The cast is nothing special, as outside of “Beat” Takeshi Kitano (“While the Women Are Sleeping”) — who at 70 years old gets the best action beat of the movie — none of the talent on display is given a chance to shine. Scarlett Johansson (“Captain America: Civil War”) plays the lead role of the Major (in a casting that spawned a thousand righteously indignant think pieces) and rarely rises above a robotic monotone that seems to contradict the movie’s fundamental argument that she’s human despite her augmentations. Her scenes with Pilou Asbæk (“Game of Thrones”) feature a chemistry that eases some of that burden, but for a lead who is supposed to carry the film, both Johansson and the Major come off as flat.

It would help if the script would do anything original with the characters or story, but once again, this is where “Ghost in the Shell” falters the most. It begs to be taken seriously but never once asks a question or makes a statement that hasn’t been made by every other two-bit sci-fi flick of the last twenty years. It treats itself like the second coming of “2001,” as if it is a sci-fi film that will change the world instead of a mediocre blockbuster with delusions of grandeur.

Its pretentious self-importance is matched only by the relentless tedium of its pacing. Per the anime, “Ghost in the Shell” is not an action movie; it has greater things on its mind than that. However, with the dullness of the character-centric scenes, the action becomes the only thing upon which the viewer can fall back. Here, strong choreography helps to mask the occasional sameness of the fighting, at least until the climax resorts to the most generic battle imaginable. Without strong characters or action, the movie becomes an interminable chore to watch, even at only two hours long.

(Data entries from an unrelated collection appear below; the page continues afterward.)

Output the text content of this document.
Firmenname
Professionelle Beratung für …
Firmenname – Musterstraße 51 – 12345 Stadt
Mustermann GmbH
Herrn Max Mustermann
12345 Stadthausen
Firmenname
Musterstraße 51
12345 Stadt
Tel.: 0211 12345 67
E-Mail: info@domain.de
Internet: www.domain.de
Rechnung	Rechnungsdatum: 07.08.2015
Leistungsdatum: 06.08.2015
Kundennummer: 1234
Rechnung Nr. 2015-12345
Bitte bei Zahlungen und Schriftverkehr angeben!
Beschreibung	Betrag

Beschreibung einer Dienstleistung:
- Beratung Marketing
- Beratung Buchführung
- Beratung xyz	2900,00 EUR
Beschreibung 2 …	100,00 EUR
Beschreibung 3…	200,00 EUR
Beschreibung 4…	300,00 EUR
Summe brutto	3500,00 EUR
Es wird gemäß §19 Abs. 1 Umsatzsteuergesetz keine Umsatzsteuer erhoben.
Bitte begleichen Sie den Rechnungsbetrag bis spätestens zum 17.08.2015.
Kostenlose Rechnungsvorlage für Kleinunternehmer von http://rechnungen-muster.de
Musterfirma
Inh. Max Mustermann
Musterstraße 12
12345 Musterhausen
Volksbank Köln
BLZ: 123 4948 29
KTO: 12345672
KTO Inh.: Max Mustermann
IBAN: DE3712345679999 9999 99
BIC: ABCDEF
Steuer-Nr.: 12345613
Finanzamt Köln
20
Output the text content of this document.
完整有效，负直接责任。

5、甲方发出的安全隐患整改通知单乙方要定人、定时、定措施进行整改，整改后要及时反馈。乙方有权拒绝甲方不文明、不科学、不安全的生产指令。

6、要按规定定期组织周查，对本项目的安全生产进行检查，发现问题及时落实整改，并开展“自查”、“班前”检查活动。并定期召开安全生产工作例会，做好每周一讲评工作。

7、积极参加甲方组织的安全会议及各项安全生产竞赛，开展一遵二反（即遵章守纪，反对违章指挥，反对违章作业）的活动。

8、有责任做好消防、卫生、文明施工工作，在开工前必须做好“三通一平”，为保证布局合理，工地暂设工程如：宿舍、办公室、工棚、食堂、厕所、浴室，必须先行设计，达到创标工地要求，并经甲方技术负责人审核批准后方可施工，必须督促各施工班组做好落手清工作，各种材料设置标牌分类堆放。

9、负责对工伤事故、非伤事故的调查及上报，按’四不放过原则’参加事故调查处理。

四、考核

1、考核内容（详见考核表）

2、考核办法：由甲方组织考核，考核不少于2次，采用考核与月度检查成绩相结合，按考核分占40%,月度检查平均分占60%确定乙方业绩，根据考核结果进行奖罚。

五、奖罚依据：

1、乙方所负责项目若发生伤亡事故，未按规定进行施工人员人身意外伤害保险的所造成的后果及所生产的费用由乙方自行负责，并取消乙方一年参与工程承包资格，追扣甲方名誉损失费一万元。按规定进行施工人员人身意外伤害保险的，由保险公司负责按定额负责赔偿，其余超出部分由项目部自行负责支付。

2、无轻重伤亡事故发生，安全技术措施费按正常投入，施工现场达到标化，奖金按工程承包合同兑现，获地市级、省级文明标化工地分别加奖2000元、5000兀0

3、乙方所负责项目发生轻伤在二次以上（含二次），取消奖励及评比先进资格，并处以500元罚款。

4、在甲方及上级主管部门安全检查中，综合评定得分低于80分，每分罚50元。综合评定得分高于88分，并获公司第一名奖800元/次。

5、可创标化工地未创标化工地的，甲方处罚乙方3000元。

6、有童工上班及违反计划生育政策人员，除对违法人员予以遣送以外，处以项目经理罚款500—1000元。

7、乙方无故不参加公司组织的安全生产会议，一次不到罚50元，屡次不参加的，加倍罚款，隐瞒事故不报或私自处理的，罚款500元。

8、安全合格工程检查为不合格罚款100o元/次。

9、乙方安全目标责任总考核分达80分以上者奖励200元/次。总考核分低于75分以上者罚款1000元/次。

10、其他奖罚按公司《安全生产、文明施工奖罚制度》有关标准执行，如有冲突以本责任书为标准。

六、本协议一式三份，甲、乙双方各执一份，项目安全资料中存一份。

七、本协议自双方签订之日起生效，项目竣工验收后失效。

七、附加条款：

“Ghost in the Shell” certainly fails to recapture the thematic intelligence that made its source material — both on page and screen — iconic, but had Sanders and his writers created new and compelling scenarios for the characters to populate, it may still have been an enjoyable blockbuster experience. Unfortunately, it fails there, as well, and with only strong visuals to keep it afloat otherwise, it stands only as a gorgeous but sadly mediocre adaptation.